Но сказал я следующее: «Да, Пегги, не думаю, что это было бы правильно. Думаю, это навлекло бы на нас множество бед». Почему я так сказал и именно такими словами, не знаю, чувства мои вовсе не диктовали их.

Лицо Пегги озарилось радостью и, сдается мне, удивлением. (Наступил самый опасный миг таких рандеву. Едва вы говорите себе, что избавились от намерений сделать что-то неподобающее, как – хлоп! – падаете в объятия друг дружки. Впрочем, с нами этого не случилось.) Случилось другое – Пегги подошла к кровати, на которой я сидел, присела рядом, взяла мою ладонь, сжала ее, напечатлела на моей щеке влажный поцелуй и осталась сидеть, улыбаясь так, точно я – человек, каких больше нигде не сыскать. Она объяснила мне, до чего ей повезло встретить меня, а не мужчину «другого типа», – дело в том, что у нее нынче «чувственное» настроение и, пожалуй, она стала бы «легкой добычей». Мы поговорили немного о том, как она будет, наверное, чувствовать себя поутру, выпив сегодня столько вина, – скорее всего, нам обоим понадобится по целому ведру кофе. Потом Пегги сказала, что хотела бы, если я не против, отыскать и прочесть что-нибудь из моего и написать мне об этом. Я ответил, что мне эта мысль по душе. И тогда, словно повинуясь какому-то тайному сигналу, Пегги обогнула кровать, откинула покрывало, забралась под него и немедля начала похрапывать. Я проспал ту ночь бок о бок с ней, лежа одетым поверх покрывала и ни разу к Пегги не прикоснувшись. А утром улизнул, прежде чем она проснулась, отправился брать интервью у футбольного тренера и больше никогда ее не видел.

Примерно через месяц почта доставила мне пространное письмо – первое из нескольких писем Пегги Конновер, полных рассуждений о ее детях, юмористических замечаний по поводу ее достатков, веса, недомоганий, Вана, к которому она все же решила вернуться, планов на дальнейшую жизнь с ним; впрочем, говорилось в них и о моих статьях, которые она прочитала в журнале и теперь комментировала (некоторые ей понравились, но не все); в письмах выдерживался тон легкой болтовни, такой же, как в наших разговорах, и каждое завершалось словами: «Ну что же, Фрэнк, надеюсь, скоро увидимся. С любовью, Пег». Читал я их с удовольствием, а на одно-два даже ответил, поскольку мне было приятно, что хоть мы с ней и были не более чем друзьями, но вот смогли же такими и остаться и все у нас тип-топ. Приятным было и то, что где-то далеко кто-то думает обо мне, и вовсе не по дурной причине, и даже желает мне добра.

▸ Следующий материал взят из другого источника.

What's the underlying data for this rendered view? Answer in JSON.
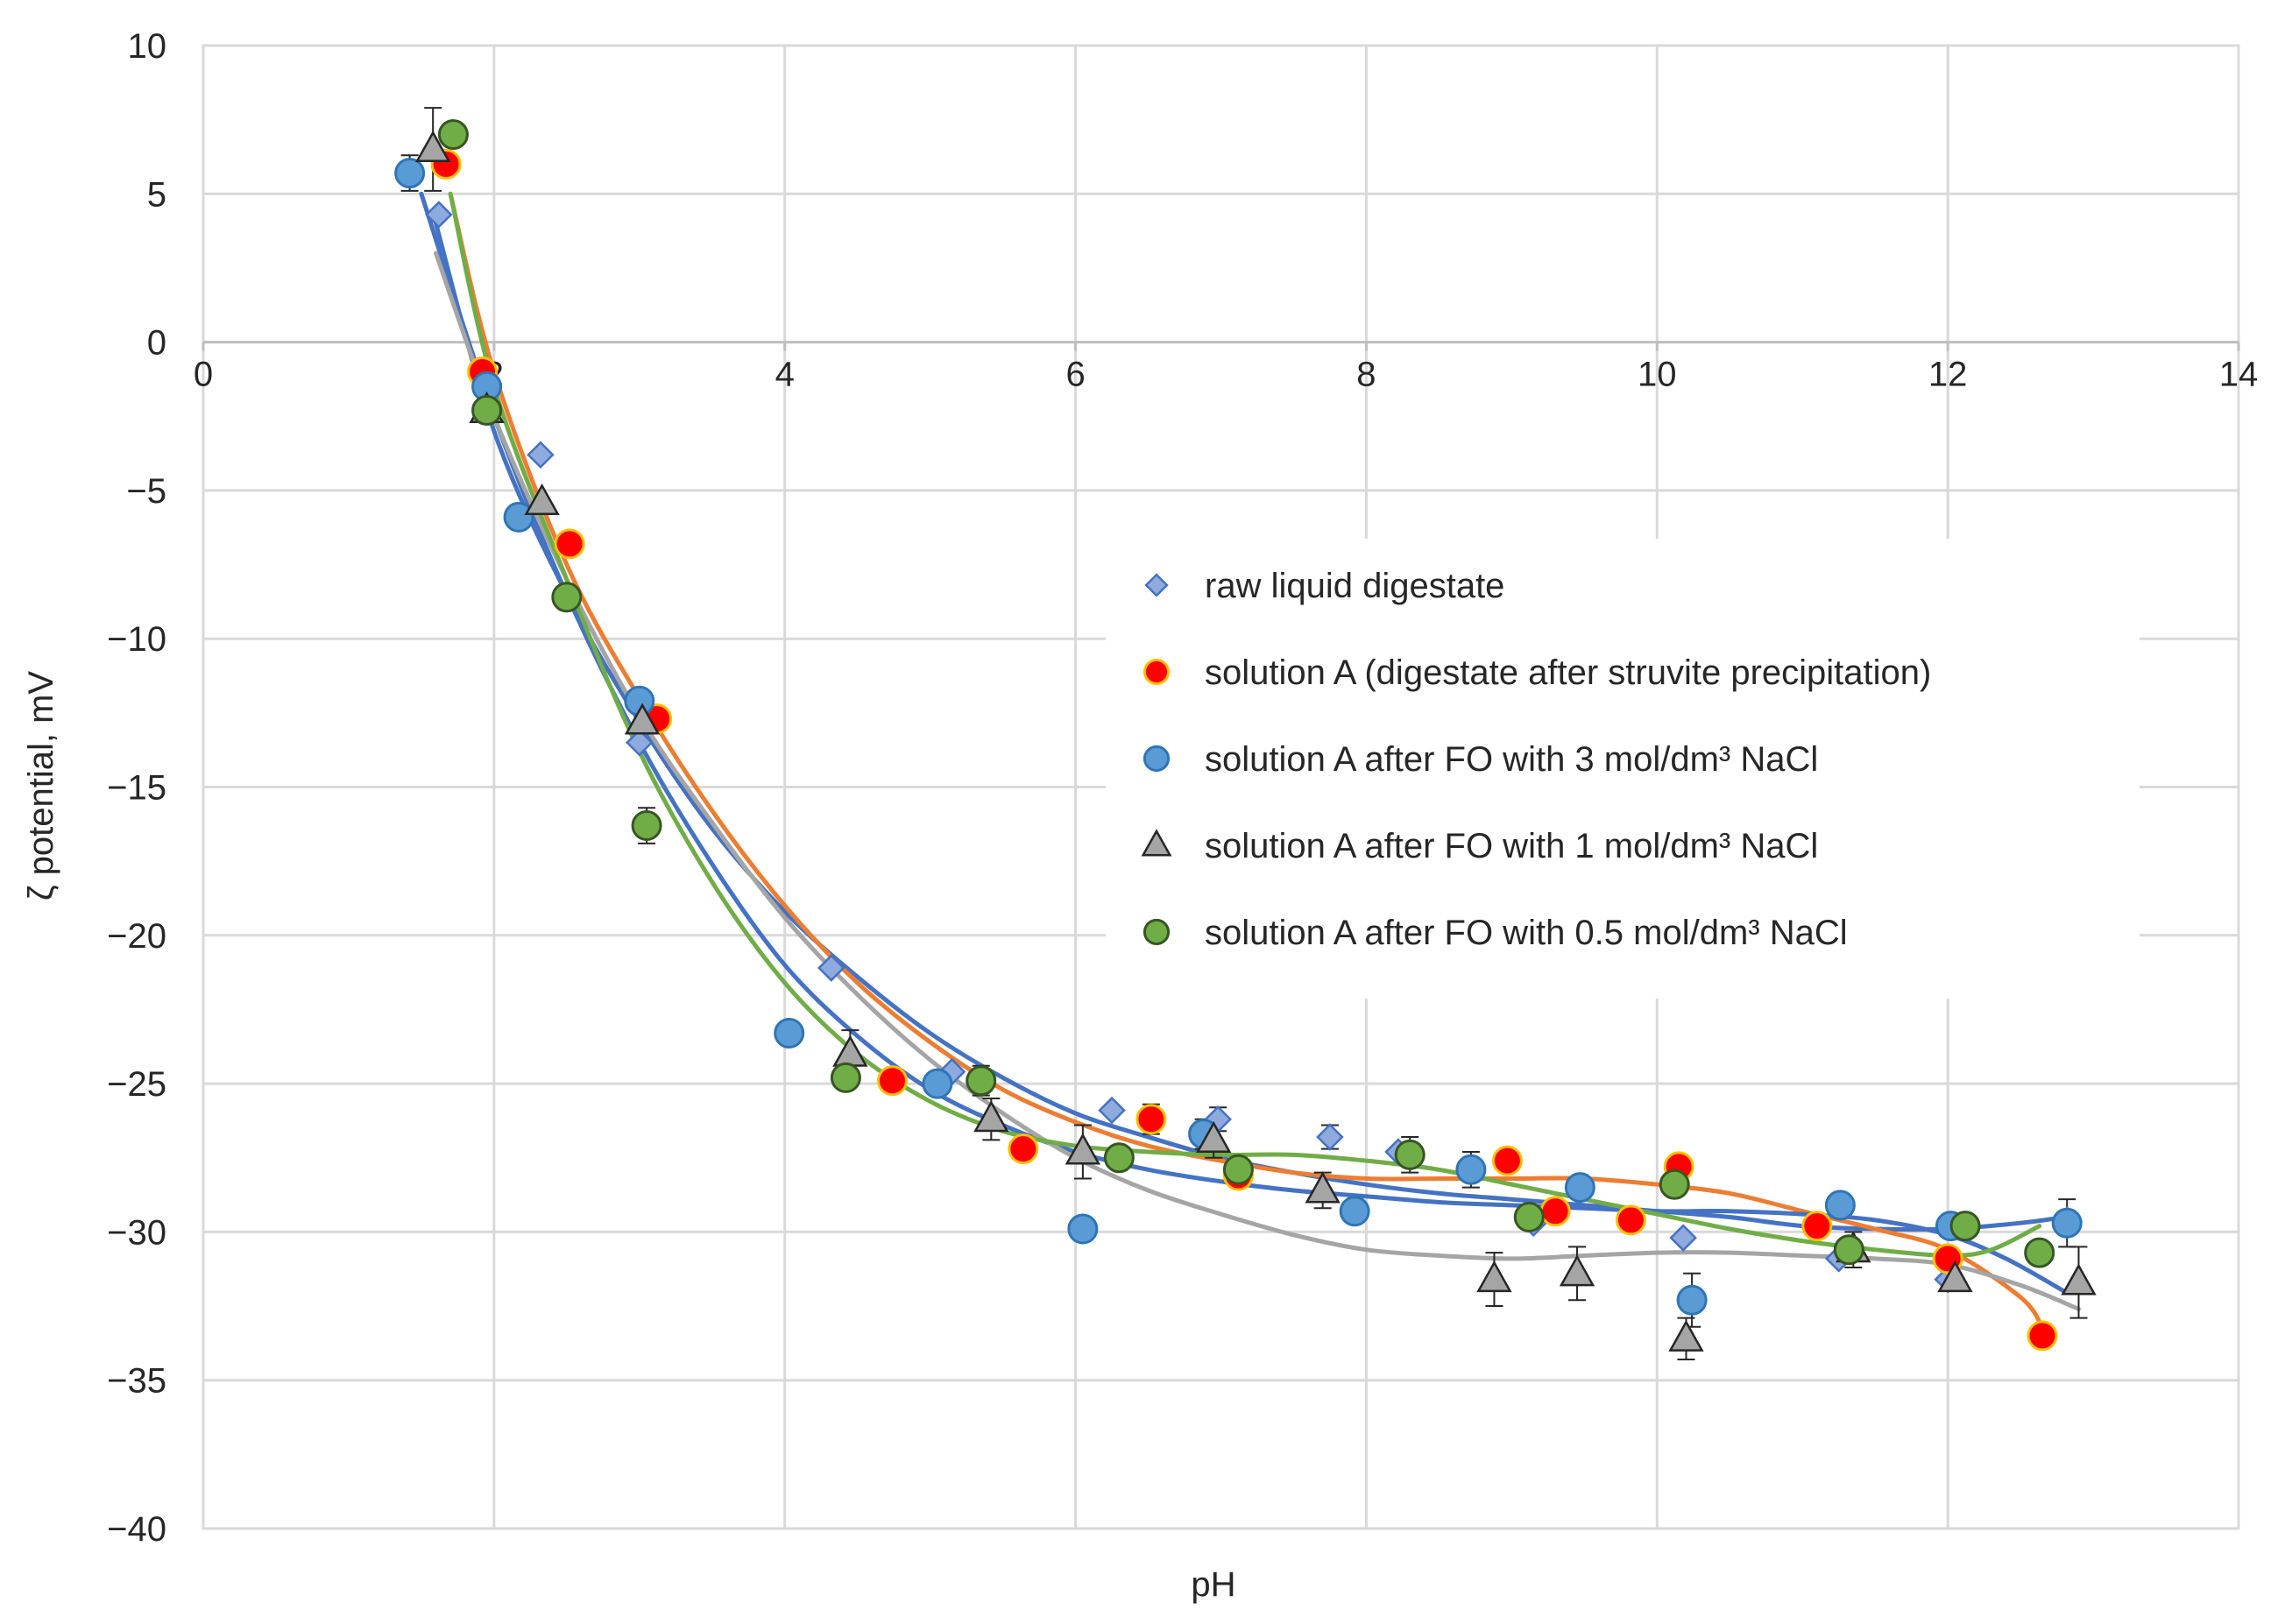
{
  "chart_data": {
    "type": "scatter",
    "title": "",
    "xlabel": "pH",
    "ylabel": "ζ potential, mV",
    "xlim": [
      0,
      14
    ],
    "ylim": [
      -40,
      10
    ],
    "xticks": [
      0,
      2,
      4,
      6,
      8,
      10,
      12,
      14
    ],
    "yticks": [
      10,
      5,
      0,
      -5,
      -10,
      -15,
      -20,
      -25,
      -30,
      -35,
      -40
    ],
    "xtick_labels": [
      "0",
      "2",
      "4",
      "6",
      "8",
      "10",
      "12",
      "14"
    ],
    "ytick_labels": [
      "10",
      "5",
      "0",
      "−5",
      "−10",
      "−15",
      "−20",
      "−25",
      "−30",
      "−35",
      "−40"
    ],
    "grid": true,
    "legend_position": "center-right",
    "series": [
      {
        "name": "raw liquid digestate",
        "marker": "diamond",
        "color": "#8faadc",
        "edge": "#4472c4",
        "trend_color": "#4472c4",
        "points": [
          [
            1.62,
            4.3,
            0
          ],
          [
            1.92,
            -1.2,
            0
          ],
          [
            2.32,
            -3.8,
            0
          ],
          [
            3.0,
            -13.5,
            0
          ],
          [
            4.32,
            -21.1,
            0
          ],
          [
            5.15,
            -24.6,
            0
          ],
          [
            6.25,
            -25.9,
            0
          ],
          [
            6.98,
            -26.2,
            0.4
          ],
          [
            7.75,
            -26.8,
            0.4
          ],
          [
            8.22,
            -27.3,
            0
          ],
          [
            9.15,
            -29.7,
            0
          ],
          [
            10.18,
            -30.2,
            0
          ],
          [
            11.25,
            -30.9,
            0
          ],
          [
            12.0,
            -31.6,
            0
          ],
          [
            12.82,
            -29.6,
            0
          ]
        ],
        "trend": [
          [
            1.6,
            4.0
          ],
          [
            2.0,
            -3.0
          ],
          [
            2.5,
            -8.5
          ],
          [
            3.0,
            -12.8
          ],
          [
            3.5,
            -16.4
          ],
          [
            4.0,
            -19.2
          ],
          [
            4.5,
            -21.4
          ],
          [
            5.0,
            -23.3
          ],
          [
            5.5,
            -24.8
          ],
          [
            6.0,
            -26.0
          ],
          [
            6.5,
            -26.8
          ],
          [
            7.0,
            -27.5
          ],
          [
            7.5,
            -28.0
          ],
          [
            8.0,
            -28.4
          ],
          [
            8.5,
            -28.7
          ],
          [
            9.0,
            -28.9
          ],
          [
            9.5,
            -29.1
          ],
          [
            10.0,
            -29.3
          ],
          [
            10.5,
            -29.5
          ],
          [
            11.0,
            -29.8
          ],
          [
            11.5,
            -29.9
          ],
          [
            12.0,
            -29.9
          ],
          [
            12.5,
            -29.7
          ],
          [
            12.8,
            -29.5
          ]
        ]
      },
      {
        "name": "solution A (digestate after struvite precipitation)",
        "marker": "circle",
        "color": "#ff0000",
        "edge": "#ffc000",
        "trend_color": "#ed7d31",
        "points": [
          [
            1.67,
            6.0,
            0
          ],
          [
            1.92,
            -1.0,
            0
          ],
          [
            2.52,
            -6.8,
            0
          ],
          [
            3.12,
            -12.7,
            0
          ],
          [
            4.74,
            -24.9,
            0
          ],
          [
            5.64,
            -27.2,
            0
          ],
          [
            6.52,
            -26.2,
            0.5
          ],
          [
            7.12,
            -28.1,
            0
          ],
          [
            8.97,
            -27.6,
            0
          ],
          [
            9.3,
            -29.3,
            0
          ],
          [
            9.82,
            -29.6,
            0
          ],
          [
            10.15,
            -27.8,
            0
          ],
          [
            11.1,
            -29.8,
            0
          ],
          [
            12.0,
            -30.9,
            0
          ],
          [
            12.65,
            -33.5,
            0
          ]
        ],
        "trend": [
          [
            1.7,
            5.0
          ],
          [
            2.0,
            -1.0
          ],
          [
            2.5,
            -7.5
          ],
          [
            3.0,
            -12.0
          ],
          [
            3.5,
            -15.8
          ],
          [
            4.0,
            -19.0
          ],
          [
            4.5,
            -21.6
          ],
          [
            5.0,
            -23.6
          ],
          [
            5.5,
            -25.2
          ],
          [
            6.0,
            -26.3
          ],
          [
            6.5,
            -27.1
          ],
          [
            7.0,
            -27.6
          ],
          [
            7.5,
            -28.0
          ],
          [
            8.0,
            -28.2
          ],
          [
            8.5,
            -28.2
          ],
          [
            9.0,
            -28.2
          ],
          [
            9.5,
            -28.2
          ],
          [
            10.0,
            -28.4
          ],
          [
            10.5,
            -28.7
          ],
          [
            11.0,
            -29.3
          ],
          [
            11.5,
            -29.9
          ],
          [
            12.0,
            -30.6
          ],
          [
            12.5,
            -32.2
          ],
          [
            12.65,
            -33.2
          ]
        ]
      },
      {
        "name": "solution A after FO with 3 mol/dm³ NaCl",
        "marker": "circle",
        "color": "#5b9bd5",
        "edge": "#2e75b6",
        "trend_color": "#4472c4",
        "points": [
          [
            1.42,
            5.7,
            0.6
          ],
          [
            1.95,
            -1.5,
            0
          ],
          [
            2.17,
            -5.9,
            0
          ],
          [
            3.0,
            -12.1,
            0
          ],
          [
            4.03,
            -23.3,
            0
          ],
          [
            5.05,
            -25.0,
            0
          ],
          [
            6.05,
            -29.9,
            0
          ],
          [
            6.88,
            -26.7,
            0.5
          ],
          [
            7.92,
            -29.3,
            0
          ],
          [
            8.72,
            -27.9,
            0.6
          ],
          [
            9.47,
            -28.5,
            0
          ],
          [
            10.24,
            -32.3,
            0.9
          ],
          [
            11.26,
            -29.1,
            0
          ],
          [
            12.02,
            -29.8,
            0
          ],
          [
            12.82,
            -29.7,
            0.8
          ]
        ],
        "trend": [
          [
            1.5,
            5.0
          ],
          [
            2.0,
            -2.5
          ],
          [
            2.5,
            -8.5
          ],
          [
            3.0,
            -13.5
          ],
          [
            3.5,
            -17.6
          ],
          [
            4.0,
            -21.0
          ],
          [
            4.5,
            -23.4
          ],
          [
            5.0,
            -25.2
          ],
          [
            5.5,
            -26.4
          ],
          [
            6.0,
            -27.3
          ],
          [
            6.5,
            -27.9
          ],
          [
            7.0,
            -28.3
          ],
          [
            7.5,
            -28.6
          ],
          [
            8.0,
            -28.8
          ],
          [
            8.5,
            -29.0
          ],
          [
            9.0,
            -29.1
          ],
          [
            9.5,
            -29.2
          ],
          [
            10.0,
            -29.3
          ],
          [
            10.5,
            -29.3
          ],
          [
            11.0,
            -29.4
          ],
          [
            11.5,
            -29.6
          ],
          [
            12.0,
            -30.1
          ],
          [
            12.4,
            -30.9
          ],
          [
            12.8,
            -32.0
          ]
        ]
      },
      {
        "name": "solution A after FO with 1 mol/dm³ NaCl",
        "marker": "triangle",
        "color": "#a5a5a5",
        "edge": "#262626",
        "trend_color": "#a5a5a5",
        "points": [
          [
            1.58,
            6.5,
            1.4
          ],
          [
            1.95,
            -2.3,
            0
          ],
          [
            2.33,
            -5.4,
            0
          ],
          [
            3.02,
            -12.8,
            0
          ],
          [
            4.45,
            -24.0,
            0.8
          ],
          [
            5.42,
            -26.2,
            0.7
          ],
          [
            6.05,
            -27.3,
            0.9
          ],
          [
            6.95,
            -26.9,
            0.6
          ],
          [
            7.7,
            -28.6,
            0.6
          ],
          [
            8.88,
            -31.6,
            0.9
          ],
          [
            9.45,
            -31.4,
            0.9
          ],
          [
            10.2,
            -33.6,
            0.7
          ],
          [
            11.35,
            -30.6,
            0.6
          ],
          [
            12.05,
            -31.6,
            0
          ],
          [
            12.9,
            -31.7,
            1.2
          ]
        ],
        "trend": [
          [
            1.6,
            3.0
          ],
          [
            2.0,
            -2.5
          ],
          [
            2.5,
            -8.0
          ],
          [
            3.0,
            -12.6
          ],
          [
            3.5,
            -16.2
          ],
          [
            4.0,
            -19.4
          ],
          [
            4.5,
            -22.0
          ],
          [
            5.0,
            -24.2
          ],
          [
            5.5,
            -26.0
          ],
          [
            6.0,
            -27.5
          ],
          [
            6.5,
            -28.6
          ],
          [
            7.0,
            -29.4
          ],
          [
            7.5,
            -30.1
          ],
          [
            8.0,
            -30.6
          ],
          [
            8.5,
            -30.8
          ],
          [
            9.0,
            -30.9
          ],
          [
            9.5,
            -30.8
          ],
          [
            10.0,
            -30.7
          ],
          [
            10.5,
            -30.7
          ],
          [
            11.0,
            -30.8
          ],
          [
            11.5,
            -30.9
          ],
          [
            12.0,
            -31.1
          ],
          [
            12.5,
            -31.8
          ],
          [
            12.9,
            -32.6
          ]
        ]
      },
      {
        "name": "solution A after FO with 0.5 mol/dm³ NaCl",
        "marker": "circle",
        "color": "#70ad47",
        "edge": "#375623",
        "trend_color": "#70ad47",
        "points": [
          [
            1.72,
            7.0,
            0
          ],
          [
            1.95,
            -2.3,
            0
          ],
          [
            2.5,
            -8.6,
            0
          ],
          [
            3.05,
            -16.3,
            0.6
          ],
          [
            4.42,
            -24.8,
            0
          ],
          [
            5.35,
            -24.9,
            0.5
          ],
          [
            6.3,
            -27.5,
            0
          ],
          [
            7.12,
            -27.9,
            0
          ],
          [
            8.3,
            -27.4,
            0.6
          ],
          [
            9.12,
            -29.5,
            0
          ],
          [
            10.12,
            -28.4,
            0
          ],
          [
            11.32,
            -30.6,
            0
          ],
          [
            12.12,
            -29.8,
            0
          ],
          [
            12.63,
            -30.7,
            0
          ]
        ],
        "trend": [
          [
            1.7,
            5.0
          ],
          [
            2.0,
            -1.5
          ],
          [
            2.5,
            -8.0
          ],
          [
            3.0,
            -13.8
          ],
          [
            3.5,
            -18.2
          ],
          [
            4.0,
            -21.6
          ],
          [
            4.5,
            -24.0
          ],
          [
            5.0,
            -25.6
          ],
          [
            5.5,
            -26.6
          ],
          [
            6.0,
            -27.1
          ],
          [
            6.5,
            -27.3
          ],
          [
            7.0,
            -27.4
          ],
          [
            7.5,
            -27.4
          ],
          [
            8.0,
            -27.6
          ],
          [
            8.5,
            -27.9
          ],
          [
            9.0,
            -28.4
          ],
          [
            9.5,
            -28.9
          ],
          [
            10.0,
            -29.4
          ],
          [
            10.5,
            -29.9
          ],
          [
            11.0,
            -30.3
          ],
          [
            11.5,
            -30.6
          ],
          [
            12.0,
            -30.8
          ],
          [
            12.3,
            -30.6
          ],
          [
            12.63,
            -29.8
          ]
        ]
      }
    ]
  }
}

Разумеется, это и были те письма, которые Экс обнаружила в ящике моего письменного стола, где искала носок с серебряными долларами, боясь, что его похитили. Именно они привели Экс к выводу, что совместная наша жизнь распалась и продолжение ее невозможно (а я находил тогда столь же невозможным объяснить что-либо, потому что и многое другое было уже загублено). Экс, сдается мне, надумала, прочитав письма Пегги Конновер, что если я прячу в ящике стола (хоть я ничего, конечно, не прятал) эти непринужденные выражения чувств, похожие на обычную соседскую болтовню через забор, то, по всем вероятиям, получал и другие письма, полные такого же рода здравомысленного и беззаботного юмора (тут она была права). А ей наш дом, сколько его ни обыскивай, ничего похожего не сулит. И Экс пришла к заключению, что любовь для меня – не более чем предмет потребления, а поставщик его значения не имеет (не исключаю, что и тут она попала в точку), и это ей не понравилось. И вскоре решила, что не желает, да и не должна хотя бы на секунду оставаться женой такого, как я, – вот так все и произошло.